# gcc inline assembler syntax



## substrate (Jan 29, 2003)

I'm working on getting transcode (http://www.theorie.physik.uni-goettingen.de/~ostreich/transcode/) working under MacOS X. It's a tool for transcoding one video or audio format to another, so for instance you could transcode raw DV from your video camera to MPEG2 or a DVD to DIVX or whatever. It's very feature rich, it was the best solution I found under linux.

It looks like some effort has been put into porting it to MacOS X but it still doesn't work. In addition there seem to be some modules that are optimized for the SIMD extensions on Pentiums or AMD processor but not Altivec.

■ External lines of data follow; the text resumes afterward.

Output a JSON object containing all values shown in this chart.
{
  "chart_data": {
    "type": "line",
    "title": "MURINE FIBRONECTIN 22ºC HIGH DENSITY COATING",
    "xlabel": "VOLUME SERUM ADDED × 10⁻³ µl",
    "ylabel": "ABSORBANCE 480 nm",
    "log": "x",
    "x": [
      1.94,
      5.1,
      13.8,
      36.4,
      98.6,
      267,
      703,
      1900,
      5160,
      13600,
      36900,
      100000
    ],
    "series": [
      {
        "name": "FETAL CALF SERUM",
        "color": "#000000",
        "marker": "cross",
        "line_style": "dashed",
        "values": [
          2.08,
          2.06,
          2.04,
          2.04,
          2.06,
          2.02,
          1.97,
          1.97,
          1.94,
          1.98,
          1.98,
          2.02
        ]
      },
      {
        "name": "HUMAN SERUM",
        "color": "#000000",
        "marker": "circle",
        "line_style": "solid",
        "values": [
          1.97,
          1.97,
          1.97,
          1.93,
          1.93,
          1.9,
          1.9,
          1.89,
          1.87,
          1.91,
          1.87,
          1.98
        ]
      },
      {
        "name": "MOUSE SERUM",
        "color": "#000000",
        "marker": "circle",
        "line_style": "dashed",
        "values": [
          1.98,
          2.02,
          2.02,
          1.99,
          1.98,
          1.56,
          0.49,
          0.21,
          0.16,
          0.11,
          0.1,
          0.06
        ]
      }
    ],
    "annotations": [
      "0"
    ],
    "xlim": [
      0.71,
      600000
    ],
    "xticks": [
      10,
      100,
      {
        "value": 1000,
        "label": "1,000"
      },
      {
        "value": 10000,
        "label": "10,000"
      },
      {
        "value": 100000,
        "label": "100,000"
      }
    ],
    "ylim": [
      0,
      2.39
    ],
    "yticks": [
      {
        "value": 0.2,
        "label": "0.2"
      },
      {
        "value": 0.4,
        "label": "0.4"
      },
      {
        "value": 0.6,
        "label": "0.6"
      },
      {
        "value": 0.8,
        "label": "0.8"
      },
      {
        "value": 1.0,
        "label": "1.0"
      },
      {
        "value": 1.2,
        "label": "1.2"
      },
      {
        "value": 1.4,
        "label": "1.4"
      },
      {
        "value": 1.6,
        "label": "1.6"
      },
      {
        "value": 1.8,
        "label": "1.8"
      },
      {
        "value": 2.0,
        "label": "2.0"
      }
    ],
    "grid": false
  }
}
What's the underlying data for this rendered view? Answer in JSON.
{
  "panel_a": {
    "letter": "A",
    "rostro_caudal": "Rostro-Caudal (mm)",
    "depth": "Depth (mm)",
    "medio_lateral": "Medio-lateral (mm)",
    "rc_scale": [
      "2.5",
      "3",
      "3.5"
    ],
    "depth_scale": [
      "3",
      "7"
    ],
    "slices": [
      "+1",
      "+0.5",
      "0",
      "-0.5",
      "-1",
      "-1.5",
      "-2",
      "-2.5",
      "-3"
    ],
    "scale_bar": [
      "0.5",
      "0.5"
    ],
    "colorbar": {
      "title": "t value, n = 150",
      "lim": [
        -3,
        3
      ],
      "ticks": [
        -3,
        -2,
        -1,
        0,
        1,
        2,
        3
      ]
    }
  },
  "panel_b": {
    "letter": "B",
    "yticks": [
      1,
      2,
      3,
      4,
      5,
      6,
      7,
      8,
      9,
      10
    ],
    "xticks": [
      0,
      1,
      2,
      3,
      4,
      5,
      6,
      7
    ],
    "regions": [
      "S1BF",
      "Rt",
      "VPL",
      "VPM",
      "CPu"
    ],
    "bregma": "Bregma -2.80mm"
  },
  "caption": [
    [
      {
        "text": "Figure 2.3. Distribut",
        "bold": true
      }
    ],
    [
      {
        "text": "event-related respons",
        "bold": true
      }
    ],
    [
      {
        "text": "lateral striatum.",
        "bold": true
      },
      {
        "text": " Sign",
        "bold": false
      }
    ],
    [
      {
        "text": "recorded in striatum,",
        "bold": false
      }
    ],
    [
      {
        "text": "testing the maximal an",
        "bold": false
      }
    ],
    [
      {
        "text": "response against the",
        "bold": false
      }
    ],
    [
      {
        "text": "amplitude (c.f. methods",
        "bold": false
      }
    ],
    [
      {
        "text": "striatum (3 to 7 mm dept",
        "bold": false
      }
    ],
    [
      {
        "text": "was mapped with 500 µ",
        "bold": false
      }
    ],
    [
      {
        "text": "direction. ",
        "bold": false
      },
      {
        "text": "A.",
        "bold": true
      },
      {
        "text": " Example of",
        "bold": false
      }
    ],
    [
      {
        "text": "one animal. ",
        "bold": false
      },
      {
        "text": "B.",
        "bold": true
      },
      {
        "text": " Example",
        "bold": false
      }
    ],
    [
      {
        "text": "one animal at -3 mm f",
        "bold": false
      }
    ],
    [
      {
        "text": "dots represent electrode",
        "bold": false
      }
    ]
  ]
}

A lot of modules seem to compile as is, but some of the important ones don't. One thing I noticed is that the assembler syntax (not just the mnemonics or opcodes) is different between Intel and Motorola processers when using inline gcc assembly.

So, if the underlying syntax were the same as gcc on my linux box I'd expect something like:

  vxor %v0, %v0, %v0

but the syntax required on the Apple gcc compiler is:

  vxor v0, v0, v0

If everything were that simple I wouldn't be concerned, but I'd like to see documentation for the syntax used for both gcc (I guess really as) versions.

Does anybody know where I can find this or example code? I'd like to be able to get through these minor details quickly so I can do the important stuff.

Thanks


----------